The End of the MACHO Era: Limits on Halo Dark Matter from Stellar Halo Wide Binaries
Jaiyul Yoo, Julio Chaname, Andrew Gould
TL;DR
This study tests whether Massive Compact Halo Objects (MACHOs) can account for Galactic dark matter by exploiting halo wide binaries as sensitive perturber probes. Using impulse-approximation Monte Carlo simulations and a scattering-matrix framework, the authors compare predicted perturbation signatures to the Chanamé & Gould (2003) halo-binary sample via a likelihood analysis. They find that MACHOs with masses above $43\,M_\odot$ are excluded at 95% confidence for the standard local halo density, effectively closing the traditional MACHO mass window and strengthening constraints beyond microlensing limits. The approach demonstrates that wide halo binaries provide a robust, complementary constraint on dark-matter substructure and reinforces the case against a MACHO-dominated halo across a broad mass range in favor of non-baryonic dark matter.
Abstract
We simulate the evolution of halo wide binaries in the presence of MAssive Compact Halo Objects (MACHOs) and compare our results to the sample of wide binaries of Chaname & Gould (2003).

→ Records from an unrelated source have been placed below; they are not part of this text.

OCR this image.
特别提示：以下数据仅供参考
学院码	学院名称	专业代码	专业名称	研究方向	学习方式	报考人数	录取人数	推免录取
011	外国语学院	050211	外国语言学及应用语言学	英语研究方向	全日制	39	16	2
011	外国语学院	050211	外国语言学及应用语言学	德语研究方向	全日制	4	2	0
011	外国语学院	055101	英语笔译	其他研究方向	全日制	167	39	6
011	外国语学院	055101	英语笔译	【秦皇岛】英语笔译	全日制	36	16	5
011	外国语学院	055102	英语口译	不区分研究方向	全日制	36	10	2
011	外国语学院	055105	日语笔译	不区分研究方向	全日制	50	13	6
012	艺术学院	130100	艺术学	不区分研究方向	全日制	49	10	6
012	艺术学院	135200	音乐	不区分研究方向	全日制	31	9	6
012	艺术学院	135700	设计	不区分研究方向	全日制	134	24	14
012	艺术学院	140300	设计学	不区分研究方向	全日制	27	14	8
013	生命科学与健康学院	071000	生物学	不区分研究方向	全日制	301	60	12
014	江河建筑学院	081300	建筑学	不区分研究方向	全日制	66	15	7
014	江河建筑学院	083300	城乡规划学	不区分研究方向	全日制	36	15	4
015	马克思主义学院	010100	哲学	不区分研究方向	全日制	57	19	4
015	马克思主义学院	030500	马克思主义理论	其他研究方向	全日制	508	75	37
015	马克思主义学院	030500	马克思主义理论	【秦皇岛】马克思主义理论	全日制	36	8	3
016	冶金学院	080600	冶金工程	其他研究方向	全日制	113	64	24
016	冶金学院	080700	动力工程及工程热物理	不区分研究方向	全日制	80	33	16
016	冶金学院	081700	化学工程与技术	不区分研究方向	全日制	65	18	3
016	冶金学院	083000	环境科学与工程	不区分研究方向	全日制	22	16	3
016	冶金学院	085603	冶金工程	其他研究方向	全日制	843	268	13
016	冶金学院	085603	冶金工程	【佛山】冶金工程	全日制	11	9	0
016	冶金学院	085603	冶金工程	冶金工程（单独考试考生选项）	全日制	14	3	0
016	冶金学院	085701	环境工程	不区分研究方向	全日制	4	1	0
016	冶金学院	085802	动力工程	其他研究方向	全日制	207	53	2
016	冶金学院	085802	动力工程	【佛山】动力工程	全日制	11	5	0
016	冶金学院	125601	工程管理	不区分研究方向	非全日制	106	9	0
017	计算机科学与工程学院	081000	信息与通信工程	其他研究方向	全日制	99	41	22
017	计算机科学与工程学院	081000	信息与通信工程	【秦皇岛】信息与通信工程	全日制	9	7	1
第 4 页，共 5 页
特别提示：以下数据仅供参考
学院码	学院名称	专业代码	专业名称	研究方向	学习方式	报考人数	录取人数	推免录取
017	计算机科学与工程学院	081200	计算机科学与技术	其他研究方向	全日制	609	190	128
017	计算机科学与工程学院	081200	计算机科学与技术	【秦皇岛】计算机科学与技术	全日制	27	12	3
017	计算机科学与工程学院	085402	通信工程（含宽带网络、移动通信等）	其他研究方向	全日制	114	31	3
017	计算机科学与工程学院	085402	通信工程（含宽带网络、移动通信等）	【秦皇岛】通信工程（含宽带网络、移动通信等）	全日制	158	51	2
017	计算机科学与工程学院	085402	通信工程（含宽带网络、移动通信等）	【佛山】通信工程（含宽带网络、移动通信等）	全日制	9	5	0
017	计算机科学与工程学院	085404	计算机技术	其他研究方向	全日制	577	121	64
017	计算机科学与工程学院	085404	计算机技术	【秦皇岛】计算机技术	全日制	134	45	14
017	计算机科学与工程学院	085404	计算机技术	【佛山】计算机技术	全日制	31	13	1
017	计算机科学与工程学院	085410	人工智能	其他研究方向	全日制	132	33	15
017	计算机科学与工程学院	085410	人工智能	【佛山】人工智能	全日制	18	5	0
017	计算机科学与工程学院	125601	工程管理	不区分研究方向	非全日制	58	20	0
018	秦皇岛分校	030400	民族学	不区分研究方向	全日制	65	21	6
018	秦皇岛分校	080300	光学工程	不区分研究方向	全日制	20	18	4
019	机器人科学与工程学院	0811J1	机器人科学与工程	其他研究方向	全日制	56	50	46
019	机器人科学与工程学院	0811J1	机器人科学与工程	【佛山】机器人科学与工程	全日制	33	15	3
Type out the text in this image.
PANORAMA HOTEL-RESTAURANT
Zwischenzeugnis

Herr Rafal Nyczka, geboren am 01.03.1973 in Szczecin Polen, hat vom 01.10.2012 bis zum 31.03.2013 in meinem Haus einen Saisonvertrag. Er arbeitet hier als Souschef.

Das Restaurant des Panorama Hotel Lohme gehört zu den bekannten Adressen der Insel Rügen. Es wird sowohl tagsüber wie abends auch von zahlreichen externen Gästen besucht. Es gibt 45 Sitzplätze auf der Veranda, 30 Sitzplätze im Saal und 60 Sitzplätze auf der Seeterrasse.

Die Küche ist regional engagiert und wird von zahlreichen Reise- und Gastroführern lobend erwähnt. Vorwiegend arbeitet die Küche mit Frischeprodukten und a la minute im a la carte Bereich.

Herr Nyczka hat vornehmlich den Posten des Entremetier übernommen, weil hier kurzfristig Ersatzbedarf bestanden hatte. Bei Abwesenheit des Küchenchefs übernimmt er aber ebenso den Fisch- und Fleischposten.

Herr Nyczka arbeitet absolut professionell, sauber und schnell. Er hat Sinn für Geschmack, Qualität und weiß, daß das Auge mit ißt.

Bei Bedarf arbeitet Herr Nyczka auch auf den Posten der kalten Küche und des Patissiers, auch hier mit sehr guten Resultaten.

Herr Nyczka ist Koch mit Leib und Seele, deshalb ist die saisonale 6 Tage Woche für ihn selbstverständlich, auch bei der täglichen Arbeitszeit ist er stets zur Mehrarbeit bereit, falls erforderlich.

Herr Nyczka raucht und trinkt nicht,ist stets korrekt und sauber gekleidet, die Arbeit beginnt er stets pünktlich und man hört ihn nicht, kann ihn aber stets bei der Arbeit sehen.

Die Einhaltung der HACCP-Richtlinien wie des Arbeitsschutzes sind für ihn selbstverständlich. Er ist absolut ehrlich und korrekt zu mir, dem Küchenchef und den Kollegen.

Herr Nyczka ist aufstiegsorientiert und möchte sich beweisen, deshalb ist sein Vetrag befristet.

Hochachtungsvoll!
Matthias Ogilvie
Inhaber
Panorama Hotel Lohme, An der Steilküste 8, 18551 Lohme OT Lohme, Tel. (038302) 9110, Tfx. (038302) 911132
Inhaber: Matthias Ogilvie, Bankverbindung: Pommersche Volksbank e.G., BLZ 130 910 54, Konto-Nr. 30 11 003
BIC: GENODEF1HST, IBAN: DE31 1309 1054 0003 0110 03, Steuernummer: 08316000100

The observed distribution is well fit by a single power law for angular separation, 3.5" < theta < 900", whereas the simulated distributions show a break in the power law whose location depends on the MACHO mass and density. This allows us to place upper limits on MACHO density as a function of their assumed mass. At the 95% confidence level, we exclude MACHOs with mass M > 43Msun at the standard local halo density rho_H. This all but removes the last permitted window for a full MACHO halo for masses M > 10^{-7.5}Msun.